In December 2014, James saw the exhaust pipe hanging below the rear bumper line and the silencer dangling on its rubber mounting, having broken away from the tail pipe. He couldn’t use the vehicle and called the AA. It couldn’t fix the exhaust at the roadside but, for safety reasons, removed the silencer. The issue was so serious he was advised to contact Land Rover immediately.
James contacted the dealership and Land Rover offered to pay 25% of the price of a new exhaust and fitting. He declined this, and the offer was raised to 50%. But he was still unhappy with this. He looked into the matter and found a ‘technical bulletin’ Land Rover had issued in July 2013, warning of an exhaust pipe issue with the car he had bought, which he’d been told nothing about. He came to Which? Legal for help.

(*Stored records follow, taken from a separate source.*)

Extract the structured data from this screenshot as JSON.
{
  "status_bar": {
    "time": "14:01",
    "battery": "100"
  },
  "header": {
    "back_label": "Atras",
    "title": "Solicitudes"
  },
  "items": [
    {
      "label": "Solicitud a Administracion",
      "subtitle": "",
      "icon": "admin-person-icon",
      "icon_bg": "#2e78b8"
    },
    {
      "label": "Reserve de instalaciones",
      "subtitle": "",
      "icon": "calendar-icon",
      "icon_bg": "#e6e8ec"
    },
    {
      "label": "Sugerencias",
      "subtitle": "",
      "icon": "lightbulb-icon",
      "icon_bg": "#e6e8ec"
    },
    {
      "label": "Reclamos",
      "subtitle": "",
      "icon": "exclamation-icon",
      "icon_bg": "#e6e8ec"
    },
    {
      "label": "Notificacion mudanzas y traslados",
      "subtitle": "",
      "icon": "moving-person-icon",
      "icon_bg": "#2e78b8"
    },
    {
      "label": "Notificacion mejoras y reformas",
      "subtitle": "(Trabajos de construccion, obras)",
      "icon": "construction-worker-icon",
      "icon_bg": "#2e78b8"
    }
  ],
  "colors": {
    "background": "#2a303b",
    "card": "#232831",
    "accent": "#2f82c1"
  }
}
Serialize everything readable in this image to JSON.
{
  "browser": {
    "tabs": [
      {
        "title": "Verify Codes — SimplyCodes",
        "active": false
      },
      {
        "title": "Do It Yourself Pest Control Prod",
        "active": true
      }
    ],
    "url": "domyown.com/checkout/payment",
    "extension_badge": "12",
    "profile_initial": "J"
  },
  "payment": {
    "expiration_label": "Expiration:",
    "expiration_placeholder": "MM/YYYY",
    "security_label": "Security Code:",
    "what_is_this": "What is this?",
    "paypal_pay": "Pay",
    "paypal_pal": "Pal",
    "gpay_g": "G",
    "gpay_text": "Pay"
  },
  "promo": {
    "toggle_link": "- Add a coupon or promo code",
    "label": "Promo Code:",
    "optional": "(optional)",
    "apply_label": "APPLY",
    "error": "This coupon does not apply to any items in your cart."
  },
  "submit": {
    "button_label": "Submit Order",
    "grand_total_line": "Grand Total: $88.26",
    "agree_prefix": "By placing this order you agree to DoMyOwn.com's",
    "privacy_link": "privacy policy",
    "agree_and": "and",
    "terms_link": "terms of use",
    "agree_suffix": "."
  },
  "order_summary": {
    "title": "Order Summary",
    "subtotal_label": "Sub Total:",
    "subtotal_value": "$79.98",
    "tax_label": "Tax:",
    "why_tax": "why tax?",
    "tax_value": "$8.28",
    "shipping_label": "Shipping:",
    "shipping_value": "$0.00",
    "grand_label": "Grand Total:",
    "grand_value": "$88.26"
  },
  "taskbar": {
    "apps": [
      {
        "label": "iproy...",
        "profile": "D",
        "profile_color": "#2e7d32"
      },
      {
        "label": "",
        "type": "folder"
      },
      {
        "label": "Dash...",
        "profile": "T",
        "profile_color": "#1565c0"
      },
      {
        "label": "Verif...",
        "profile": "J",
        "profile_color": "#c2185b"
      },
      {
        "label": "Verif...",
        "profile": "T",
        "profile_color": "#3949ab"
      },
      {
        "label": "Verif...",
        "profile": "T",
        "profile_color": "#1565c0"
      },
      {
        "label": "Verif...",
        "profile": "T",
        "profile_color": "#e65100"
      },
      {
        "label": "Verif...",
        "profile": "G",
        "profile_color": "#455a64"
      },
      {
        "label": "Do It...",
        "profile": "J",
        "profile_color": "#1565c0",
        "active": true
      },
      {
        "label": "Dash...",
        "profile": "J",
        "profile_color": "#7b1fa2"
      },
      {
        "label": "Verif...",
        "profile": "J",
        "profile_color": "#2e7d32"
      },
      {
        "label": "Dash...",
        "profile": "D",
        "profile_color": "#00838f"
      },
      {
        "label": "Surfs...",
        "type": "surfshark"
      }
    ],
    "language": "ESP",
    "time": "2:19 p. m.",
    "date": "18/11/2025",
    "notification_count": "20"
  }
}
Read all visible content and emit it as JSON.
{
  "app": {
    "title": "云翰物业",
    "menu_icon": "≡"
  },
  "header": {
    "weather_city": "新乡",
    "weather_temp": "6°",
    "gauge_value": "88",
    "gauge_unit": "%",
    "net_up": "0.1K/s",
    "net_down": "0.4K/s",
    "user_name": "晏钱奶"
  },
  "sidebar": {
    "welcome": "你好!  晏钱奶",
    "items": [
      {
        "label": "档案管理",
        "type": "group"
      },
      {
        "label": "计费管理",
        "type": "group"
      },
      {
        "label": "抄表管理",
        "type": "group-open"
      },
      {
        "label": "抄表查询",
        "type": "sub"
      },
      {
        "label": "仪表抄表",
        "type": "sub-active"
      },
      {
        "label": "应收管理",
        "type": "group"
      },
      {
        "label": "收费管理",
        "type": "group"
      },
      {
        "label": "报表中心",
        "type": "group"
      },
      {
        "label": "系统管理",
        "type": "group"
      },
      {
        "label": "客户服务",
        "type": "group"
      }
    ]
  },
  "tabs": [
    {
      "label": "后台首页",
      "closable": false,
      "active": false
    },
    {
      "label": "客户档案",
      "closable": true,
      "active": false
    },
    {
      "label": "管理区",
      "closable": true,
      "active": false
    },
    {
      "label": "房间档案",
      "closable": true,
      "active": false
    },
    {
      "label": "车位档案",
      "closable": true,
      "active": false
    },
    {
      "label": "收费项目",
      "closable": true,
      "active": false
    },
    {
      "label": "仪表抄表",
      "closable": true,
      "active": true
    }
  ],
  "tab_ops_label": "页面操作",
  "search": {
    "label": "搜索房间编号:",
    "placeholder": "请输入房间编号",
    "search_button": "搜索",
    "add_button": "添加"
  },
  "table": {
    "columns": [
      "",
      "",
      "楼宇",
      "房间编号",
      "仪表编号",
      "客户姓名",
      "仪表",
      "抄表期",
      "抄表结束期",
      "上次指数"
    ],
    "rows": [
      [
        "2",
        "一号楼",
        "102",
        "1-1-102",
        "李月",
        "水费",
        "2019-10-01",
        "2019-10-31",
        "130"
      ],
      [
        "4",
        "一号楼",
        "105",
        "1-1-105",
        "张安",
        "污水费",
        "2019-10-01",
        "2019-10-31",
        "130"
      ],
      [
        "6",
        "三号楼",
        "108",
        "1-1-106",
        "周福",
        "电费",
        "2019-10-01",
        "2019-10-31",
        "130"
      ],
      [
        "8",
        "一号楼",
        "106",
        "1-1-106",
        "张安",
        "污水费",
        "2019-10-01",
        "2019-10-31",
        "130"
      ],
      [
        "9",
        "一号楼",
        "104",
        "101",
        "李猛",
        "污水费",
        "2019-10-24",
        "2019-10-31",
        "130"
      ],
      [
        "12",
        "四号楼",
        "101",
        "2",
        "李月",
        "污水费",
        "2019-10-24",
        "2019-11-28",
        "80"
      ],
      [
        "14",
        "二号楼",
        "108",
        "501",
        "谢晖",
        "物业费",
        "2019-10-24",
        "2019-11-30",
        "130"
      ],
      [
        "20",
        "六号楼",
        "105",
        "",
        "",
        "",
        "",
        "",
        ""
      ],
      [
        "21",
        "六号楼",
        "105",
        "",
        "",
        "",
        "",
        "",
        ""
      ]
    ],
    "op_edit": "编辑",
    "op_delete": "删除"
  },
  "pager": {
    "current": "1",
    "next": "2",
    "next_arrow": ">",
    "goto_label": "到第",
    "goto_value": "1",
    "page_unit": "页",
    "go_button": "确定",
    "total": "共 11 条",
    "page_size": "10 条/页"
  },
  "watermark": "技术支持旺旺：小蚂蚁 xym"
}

We suggested that James write to the dealership and Land Rover’s chairman, detailing the issues and the breach of contract committed by selling a defective car. The company quickly agreed to repair it for free, with the modified exhaust fittings highlighted on the technical bulletin.
Goods sold to you in the UK must be of satisfactory quality, fit for purpose and as described. For goods bought before 1 October 2015, this is covered by the Sale of Goods Act 1979. If what you buy isn’t satisfactory, you can reject it (but you must usually do this within 30 days) or the retailer must repair or replace it. If neither is possible, you should be offered a full or partial refund.
However, the Consumer Rights Act 2015, that came into force on 1 October, allows a trader to take into account how much you’ve used a product when assessing how much of a refund to give you, even where this is within the first six months after you bought it.